Many countries ban insurers from using genetic test results in underwriting. One study [Howard, R. C. W. (2014). Report to CIA research committee: Genetic testing model: If the underwriters had no access to known results. Canadian Institute of Actuaries (CIA).] stated that such a ban in Canada would expose life insurers to adverse selection, causing premiums to increase by 12%. More than a quarter of this cost was attributable to a single disorder, Arrhythmogenic Right Ventricular Cardiomyopathy (ARVC). We model ARVC in a life insurance market, following the methodology of [Haçarız, O., Kleinow, T. & Macdonald, A. S. (2021). Genetics, insurance and hypertrophic cardiomyopathy. Scandinavian Actuarial Journal 2021, 54–81.], including ‘cascade’ genetic testing (CGT), so the rôle of family history in underwriting is modelled explicitly. We review (in the Appendix) the published epidemiology of ARVC, in particular the existence of an effective treatment, which we also include in our model. Our results are consistent with those of [Macdonald, A. S. & Yu, F. (2011). The impact of genetic information on the insurance industry: Conclusions from the ‘bottom-up’ modelling programme. Astin Bulletin 41(02), 343–376.] and [Haçarız, O., Kleinow, T. & Macdonald, A. S. (2021). Genetics, insurance and hypertrophic cardiomyopathy. Scandinavian Actuarial Journal 2021, 54–81.], namely, that in realistic scenarios premium increases would be negligible. We also consider the possibility of life settlement companies ‘gaming’ insurers by learning of adverse genetic test results, and conclude that to profit from purchasing policies from affected individuals, they would have to predict the future trajectory of the epidemiology of ARVC better than the epidemiologists themselves.

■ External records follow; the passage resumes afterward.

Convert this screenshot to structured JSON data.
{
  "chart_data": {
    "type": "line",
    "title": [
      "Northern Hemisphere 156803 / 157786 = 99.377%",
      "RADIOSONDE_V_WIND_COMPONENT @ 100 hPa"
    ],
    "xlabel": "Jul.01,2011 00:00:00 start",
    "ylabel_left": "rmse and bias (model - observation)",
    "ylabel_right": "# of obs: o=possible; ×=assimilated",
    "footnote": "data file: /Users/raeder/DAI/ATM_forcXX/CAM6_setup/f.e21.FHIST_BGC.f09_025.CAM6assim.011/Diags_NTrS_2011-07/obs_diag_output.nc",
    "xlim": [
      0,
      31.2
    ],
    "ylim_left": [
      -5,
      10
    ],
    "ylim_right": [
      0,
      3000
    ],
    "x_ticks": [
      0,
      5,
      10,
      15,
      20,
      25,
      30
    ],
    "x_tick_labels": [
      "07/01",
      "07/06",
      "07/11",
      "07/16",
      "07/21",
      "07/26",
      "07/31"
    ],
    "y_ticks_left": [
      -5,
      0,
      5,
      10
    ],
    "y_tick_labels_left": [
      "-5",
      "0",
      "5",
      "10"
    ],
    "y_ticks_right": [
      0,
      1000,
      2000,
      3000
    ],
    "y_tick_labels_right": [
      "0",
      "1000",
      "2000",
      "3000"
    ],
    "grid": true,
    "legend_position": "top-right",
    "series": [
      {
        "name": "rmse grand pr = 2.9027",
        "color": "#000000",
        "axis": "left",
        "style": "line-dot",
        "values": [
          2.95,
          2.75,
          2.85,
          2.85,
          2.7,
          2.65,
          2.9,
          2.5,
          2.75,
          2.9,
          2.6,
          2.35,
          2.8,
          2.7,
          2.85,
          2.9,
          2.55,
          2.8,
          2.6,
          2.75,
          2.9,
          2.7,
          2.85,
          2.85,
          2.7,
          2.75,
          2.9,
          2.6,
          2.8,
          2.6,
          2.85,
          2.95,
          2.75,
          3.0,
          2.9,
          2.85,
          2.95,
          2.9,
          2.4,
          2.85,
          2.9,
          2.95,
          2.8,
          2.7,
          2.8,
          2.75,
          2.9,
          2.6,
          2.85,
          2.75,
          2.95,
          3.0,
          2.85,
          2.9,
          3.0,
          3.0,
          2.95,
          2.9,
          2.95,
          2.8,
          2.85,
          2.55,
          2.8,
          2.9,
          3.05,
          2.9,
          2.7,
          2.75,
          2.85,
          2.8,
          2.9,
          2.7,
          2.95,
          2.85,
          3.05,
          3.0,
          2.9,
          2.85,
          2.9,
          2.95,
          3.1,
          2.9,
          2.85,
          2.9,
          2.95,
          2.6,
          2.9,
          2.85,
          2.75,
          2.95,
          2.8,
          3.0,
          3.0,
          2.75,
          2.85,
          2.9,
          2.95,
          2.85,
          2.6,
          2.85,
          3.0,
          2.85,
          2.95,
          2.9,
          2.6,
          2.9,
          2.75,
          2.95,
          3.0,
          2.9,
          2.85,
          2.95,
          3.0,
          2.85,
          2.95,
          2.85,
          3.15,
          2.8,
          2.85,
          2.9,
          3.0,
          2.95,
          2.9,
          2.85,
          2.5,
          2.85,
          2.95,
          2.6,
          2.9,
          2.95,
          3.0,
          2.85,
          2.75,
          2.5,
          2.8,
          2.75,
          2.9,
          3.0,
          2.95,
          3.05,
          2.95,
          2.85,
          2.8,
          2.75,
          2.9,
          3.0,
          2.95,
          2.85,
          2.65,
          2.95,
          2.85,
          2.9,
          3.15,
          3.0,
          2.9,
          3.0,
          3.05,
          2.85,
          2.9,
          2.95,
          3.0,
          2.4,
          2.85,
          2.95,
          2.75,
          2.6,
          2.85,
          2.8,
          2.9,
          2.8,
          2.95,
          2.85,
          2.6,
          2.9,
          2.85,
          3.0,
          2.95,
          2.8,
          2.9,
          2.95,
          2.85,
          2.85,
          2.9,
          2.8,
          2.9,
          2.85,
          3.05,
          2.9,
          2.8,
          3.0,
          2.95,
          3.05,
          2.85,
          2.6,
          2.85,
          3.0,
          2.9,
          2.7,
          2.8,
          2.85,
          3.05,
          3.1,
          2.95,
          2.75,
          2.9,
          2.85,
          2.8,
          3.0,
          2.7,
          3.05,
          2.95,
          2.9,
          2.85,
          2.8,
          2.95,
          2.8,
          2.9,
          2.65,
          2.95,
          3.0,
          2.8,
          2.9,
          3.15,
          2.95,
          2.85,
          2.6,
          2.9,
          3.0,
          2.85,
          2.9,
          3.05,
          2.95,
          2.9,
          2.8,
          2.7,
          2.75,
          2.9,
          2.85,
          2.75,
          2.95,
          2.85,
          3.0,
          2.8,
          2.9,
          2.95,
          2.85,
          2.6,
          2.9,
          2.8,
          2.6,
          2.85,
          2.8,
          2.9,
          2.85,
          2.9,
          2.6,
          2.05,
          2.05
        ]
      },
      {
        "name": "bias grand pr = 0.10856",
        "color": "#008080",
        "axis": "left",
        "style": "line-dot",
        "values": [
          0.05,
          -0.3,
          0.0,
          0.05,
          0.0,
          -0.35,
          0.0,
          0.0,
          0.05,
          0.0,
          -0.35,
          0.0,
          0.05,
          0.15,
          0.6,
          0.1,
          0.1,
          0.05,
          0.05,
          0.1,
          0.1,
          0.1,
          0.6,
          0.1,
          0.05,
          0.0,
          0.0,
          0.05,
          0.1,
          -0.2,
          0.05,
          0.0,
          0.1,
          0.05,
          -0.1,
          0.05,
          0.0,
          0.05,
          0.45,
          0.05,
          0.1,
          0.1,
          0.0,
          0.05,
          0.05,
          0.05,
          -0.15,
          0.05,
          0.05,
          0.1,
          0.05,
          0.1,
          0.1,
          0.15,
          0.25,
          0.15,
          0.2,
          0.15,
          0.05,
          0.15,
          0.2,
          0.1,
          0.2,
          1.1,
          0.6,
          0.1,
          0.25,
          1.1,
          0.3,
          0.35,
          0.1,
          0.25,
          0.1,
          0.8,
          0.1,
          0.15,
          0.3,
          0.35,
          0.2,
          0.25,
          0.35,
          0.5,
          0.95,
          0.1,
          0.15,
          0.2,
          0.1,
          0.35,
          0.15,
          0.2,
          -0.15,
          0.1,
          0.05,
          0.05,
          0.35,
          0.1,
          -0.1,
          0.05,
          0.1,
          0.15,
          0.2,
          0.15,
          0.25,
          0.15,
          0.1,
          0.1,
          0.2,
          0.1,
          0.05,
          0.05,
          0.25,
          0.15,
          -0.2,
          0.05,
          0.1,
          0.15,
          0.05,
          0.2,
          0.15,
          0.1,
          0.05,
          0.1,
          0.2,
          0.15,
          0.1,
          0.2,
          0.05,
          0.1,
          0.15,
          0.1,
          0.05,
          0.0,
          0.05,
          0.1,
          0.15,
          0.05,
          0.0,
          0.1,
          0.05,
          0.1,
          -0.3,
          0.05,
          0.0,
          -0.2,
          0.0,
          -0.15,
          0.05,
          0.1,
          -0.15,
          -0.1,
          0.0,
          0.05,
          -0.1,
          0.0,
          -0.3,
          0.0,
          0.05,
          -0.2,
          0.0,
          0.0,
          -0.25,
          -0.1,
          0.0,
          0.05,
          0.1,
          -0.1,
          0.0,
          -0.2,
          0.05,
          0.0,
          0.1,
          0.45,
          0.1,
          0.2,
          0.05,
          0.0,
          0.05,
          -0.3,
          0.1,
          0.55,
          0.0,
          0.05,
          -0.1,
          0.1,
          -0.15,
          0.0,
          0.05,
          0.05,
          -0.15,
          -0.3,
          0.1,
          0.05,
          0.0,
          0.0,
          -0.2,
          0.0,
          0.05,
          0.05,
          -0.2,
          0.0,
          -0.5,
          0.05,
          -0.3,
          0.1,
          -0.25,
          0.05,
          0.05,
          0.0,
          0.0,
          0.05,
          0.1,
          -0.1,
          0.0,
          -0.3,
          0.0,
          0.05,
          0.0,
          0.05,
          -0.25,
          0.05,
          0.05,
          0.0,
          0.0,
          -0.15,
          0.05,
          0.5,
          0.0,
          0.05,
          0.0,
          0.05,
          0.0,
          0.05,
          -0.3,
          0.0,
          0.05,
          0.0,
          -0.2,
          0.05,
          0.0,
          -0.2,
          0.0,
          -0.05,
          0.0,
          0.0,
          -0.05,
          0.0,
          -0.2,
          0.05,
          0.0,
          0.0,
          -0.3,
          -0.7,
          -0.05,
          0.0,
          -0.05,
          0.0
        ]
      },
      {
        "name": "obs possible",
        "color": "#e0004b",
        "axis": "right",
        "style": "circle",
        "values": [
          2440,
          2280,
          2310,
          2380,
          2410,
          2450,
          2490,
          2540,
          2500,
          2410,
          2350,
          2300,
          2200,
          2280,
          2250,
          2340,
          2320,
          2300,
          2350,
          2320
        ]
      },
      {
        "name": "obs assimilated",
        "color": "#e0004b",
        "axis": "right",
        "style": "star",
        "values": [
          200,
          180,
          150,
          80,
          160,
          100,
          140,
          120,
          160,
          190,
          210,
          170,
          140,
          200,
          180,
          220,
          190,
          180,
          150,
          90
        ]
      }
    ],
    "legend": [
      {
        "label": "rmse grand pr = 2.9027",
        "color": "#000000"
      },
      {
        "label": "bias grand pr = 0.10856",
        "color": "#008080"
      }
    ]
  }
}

许多国家禁止保险公司在承保中使用基因检测结果。一项研究 [霍华德，RCW (2014)。向 CIA 研究委员会报告：基因检测模型：如果承销商无法获得已知结果。加拿大精算师协会 (CIA)。] 表示，加拿大的此类禁令将使人寿保险公司面临逆向选择，导致保费增加 12%。超过四分之一的成本归因于单一疾病，即致心律失常性右心室心肌病 (ARVC)。我们遵循 [Haçarız, O., Kleinow, T. & Macdonald, AS (2021) 的方法，对人寿保险市场中的 ARVC 进行建模。遗传学、保险和肥厚型心肌病。斯堪的纳维亚精算杂志2021, 54–81.]，包括“级联”基因检测 (CGT)，因此明确模拟了家族史在承保中的作用。我们回顾（在附录中）已发表的 ARVC 流行病学，特别是有效治疗方法的存在，我们也将其包括在我们的模型中。我们的结果与 [Macdonald, AS & Yu, F. (2011) 的结果一致。遗传信息对保险业的影响：“自下而上”建模计划的结论。Astin Bulletin 41 (02), 343–376.] 和 [Haçarız, O., Kleinow, T. & Macdonald, AS (2021)。遗传学、保险和肥厚型心肌病。斯堪的纳维亚精算杂志2021, 54–81.]，也就是说，在现实情况下，保费增加可以忽略不计。我们还考虑了寿险公司通过了解不利的基因检测结果来“博弈”保险公司的可能性，并得出结论，要从受影响个人的购买保单中获利，他们必须比流行病学家更好地预测 ARVC 流行病学的未来轨迹他们自己。